Brokers allow buyers and sellers to find a counterparty for their transaction, which may be the broker himself. A middleman (broker) will receive a fee from the trade, but will ensure the safety and security of both parties. With a broker, you can also trade CFDs, which can be used to trade almost all types of assets, from stocks to cryptocurrencies. As opposed to traditional exchanges, CFD trading does not involve ownership of any physical asset.

4. The derivatives exchange

The last option is to use derivatives exchanges. What is a derivatives exchange, and how does it benefit users? Investing in derivatives involves trading the price of the underlying asset, so you can take advantage of various benefits to maximize your profits. The high leverage that is possible with instruments like futures and perpetual swaps is one of the biggest advantages of derivatives exchanges.

Cryptocurrency exchange types

The centralized exchanges

The most well-known and traditional crypto exchange is the CEX. Traders can trade crypto-to-crypto as well as fiat-to-crypto, as they are governed by a company that offers both gateways.

Trades can be made using the order books, as well as some technical analysis tools on some advanced exchanges.

One of the biggest advantages of CEX is its ease of use, great user interface, and quick response.
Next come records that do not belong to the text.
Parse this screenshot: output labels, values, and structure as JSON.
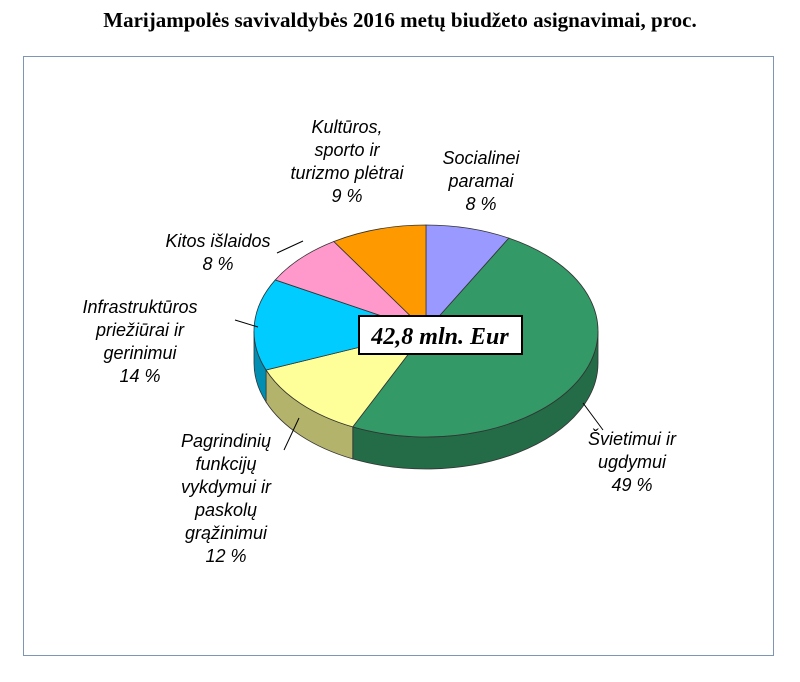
{
  "title": "Marijampolės savivaldybės 2016 metų biudžeto asignavimai, proc.",
  "center_label": "42,8 mln. Eur",
  "chart_data": {
    "type": "pie",
    "title": "Marijampolės savivaldybės 2016 metų biudžeto asignavimai, proc.",
    "total": "42,8 mln. Eur",
    "slices": [
      {
        "label_lines": [
          "Socialinei",
          "paramai"
        ],
        "value_text": "8 %",
        "value": 8,
        "color": "#9999ff"
      },
      {
        "label_lines": [
          "Švietimui ir",
          "ugdymui"
        ],
        "value_text": "49 %",
        "value": 49,
        "color": "#339966"
      },
      {
        "label_lines": [
          "Pagrindinių",
          "funkcijų",
          "vykdymui ir",
          "paskolų",
          "grąžinimui"
        ],
        "value_text": "12 %",
        "value": 12,
        "color": "#ffff99"
      },
      {
        "label_lines": [
          "Infrastruktūros",
          "priežiūrai ir",
          "gerinimui"
        ],
        "value_text": "14 %",
        "value": 14,
        "color": "#00ccff"
      },
      {
        "label_lines": [
          "Kitos išlaidos"
        ],
        "value_text": "8 %",
        "value": 8,
        "color": "#ff99cc"
      },
      {
        "label_lines": [
          "Kultūros,",
          "sporto ir",
          "turizmo plėtrai"
        ],
        "value_text": "9 %",
        "value": 9,
        "color": "#ff9900"
      }
    ]
  }
}
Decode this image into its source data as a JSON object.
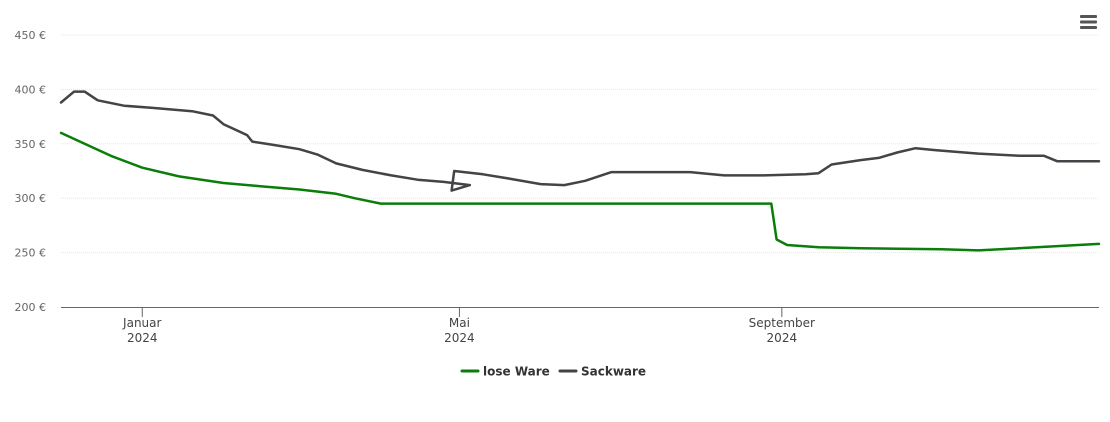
{
  "menu": {
    "icon": "hamburger-menu-icon"
  },
  "chart_data": {
    "type": "line",
    "title": "",
    "xlabel": "",
    "ylabel": "",
    "x_range": [
      "2023-12-01",
      "2024-12-31"
    ],
    "ylim": [
      200,
      450
    ],
    "y_ticks": [
      {
        "value": 200,
        "label": "200 €"
      },
      {
        "value": 250,
        "label": "250 €"
      },
      {
        "value": 300,
        "label": "300 €"
      },
      {
        "value": 350,
        "label": "350 €"
      },
      {
        "value": 400,
        "label": "400 €"
      },
      {
        "value": 450,
        "label": "450 €"
      }
    ],
    "x_ticks": [
      {
        "date": "2024-01-01",
        "month": "Januar",
        "year": "2024"
      },
      {
        "date": "2024-05-01",
        "month": "Mai",
        "year": "2024"
      },
      {
        "date": "2024-09-01",
        "month": "September",
        "year": "2024"
      }
    ],
    "grid": true,
    "legend_position": "bottom-center",
    "series": [
      {
        "name": "lose Ware",
        "color": "#0a7d0a",
        "points": [
          [
            "2023-12-01",
            360
          ],
          [
            "2023-12-10",
            350
          ],
          [
            "2023-12-20",
            339
          ],
          [
            "2024-01-01",
            328
          ],
          [
            "2024-01-15",
            320
          ],
          [
            "2024-02-01",
            314
          ],
          [
            "2024-02-15",
            311
          ],
          [
            "2024-03-01",
            308
          ],
          [
            "2024-03-15",
            304
          ],
          [
            "2024-03-22",
            300
          ],
          [
            "2024-04-01",
            295
          ],
          [
            "2024-05-01",
            295
          ],
          [
            "2024-06-01",
            295
          ],
          [
            "2024-07-01",
            295
          ],
          [
            "2024-08-01",
            295
          ],
          [
            "2024-08-28",
            295
          ],
          [
            "2024-08-30",
            262
          ],
          [
            "2024-09-03",
            257
          ],
          [
            "2024-09-15",
            255
          ],
          [
            "2024-10-01",
            254
          ],
          [
            "2024-11-01",
            253
          ],
          [
            "2024-11-15",
            252
          ],
          [
            "2024-12-31",
            258
          ]
        ]
      },
      {
        "name": "Sackware",
        "color": "#434348",
        "points": [
          [
            "2023-12-01",
            388
          ],
          [
            "2023-12-06",
            398
          ],
          [
            "2023-12-10",
            398
          ],
          [
            "2023-12-15",
            390
          ],
          [
            "2023-12-25",
            385
          ],
          [
            "2024-01-05",
            383
          ],
          [
            "2024-01-20",
            380
          ],
          [
            "2024-01-28",
            376
          ],
          [
            "2024-02-01",
            368
          ],
          [
            "2024-02-10",
            358
          ],
          [
            "2024-02-12",
            352
          ],
          [
            "2024-02-20",
            349
          ],
          [
            "2024-03-01",
            345
          ],
          [
            "2024-03-08",
            340
          ],
          [
            "2024-03-15",
            332
          ],
          [
            "2024-03-25",
            326
          ],
          [
            "2024-04-05",
            321
          ],
          [
            "2024-04-15",
            317
          ],
          [
            "2024-04-25",
            315
          ],
          [
            "2024-05-05",
            312
          ],
          [
            "2024-04-28",
            307
          ],
          [
            "2024-04-29",
            325
          ],
          [
            "2024-05-10",
            322
          ],
          [
            "2024-05-20",
            318
          ],
          [
            "2024-06-01",
            313
          ],
          [
            "2024-06-10",
            312
          ],
          [
            "2024-06-18",
            316
          ],
          [
            "2024-06-28",
            324
          ],
          [
            "2024-07-15",
            324
          ],
          [
            "2024-07-28",
            324
          ],
          [
            "2024-08-10",
            321
          ],
          [
            "2024-08-25",
            321
          ],
          [
            "2024-09-10",
            322
          ],
          [
            "2024-09-15",
            323
          ],
          [
            "2024-09-20",
            331
          ],
          [
            "2024-10-01",
            335
          ],
          [
            "2024-10-08",
            337
          ],
          [
            "2024-10-15",
            342
          ],
          [
            "2024-10-22",
            346
          ],
          [
            "2024-10-30",
            344
          ],
          [
            "2024-11-15",
            341
          ],
          [
            "2024-12-01",
            339
          ],
          [
            "2024-12-10",
            339
          ],
          [
            "2024-12-15",
            334
          ],
          [
            "2024-12-31",
            334
          ]
        ]
      }
    ]
  }
}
Some of them allow you to trade simply by registering with your email address, writing down your password, and logging in.

The decentralized exchanges

It is different from CEX because there is no central point of failure, no company is responsible for the assets. The smart contract and decentralized applications automate the transactions and trades compared with traditional CEX.

Smart contracts are much more secure this way because a security breach is impossible if they are well written.

Cryptocurrency hybrid exchanges

In essence, it is a kind of trading which takes advantage of both CEX and DEX. As a result, you can find fast transaction speeds with centralized platforms while still retaining privacy and security.

A hybrid type is a new generation of crypto trading marketplaces, but they are still in the early stages of development. It is the Nash exchange and Qurrex exchange that is the most popular type of hybrid exchange.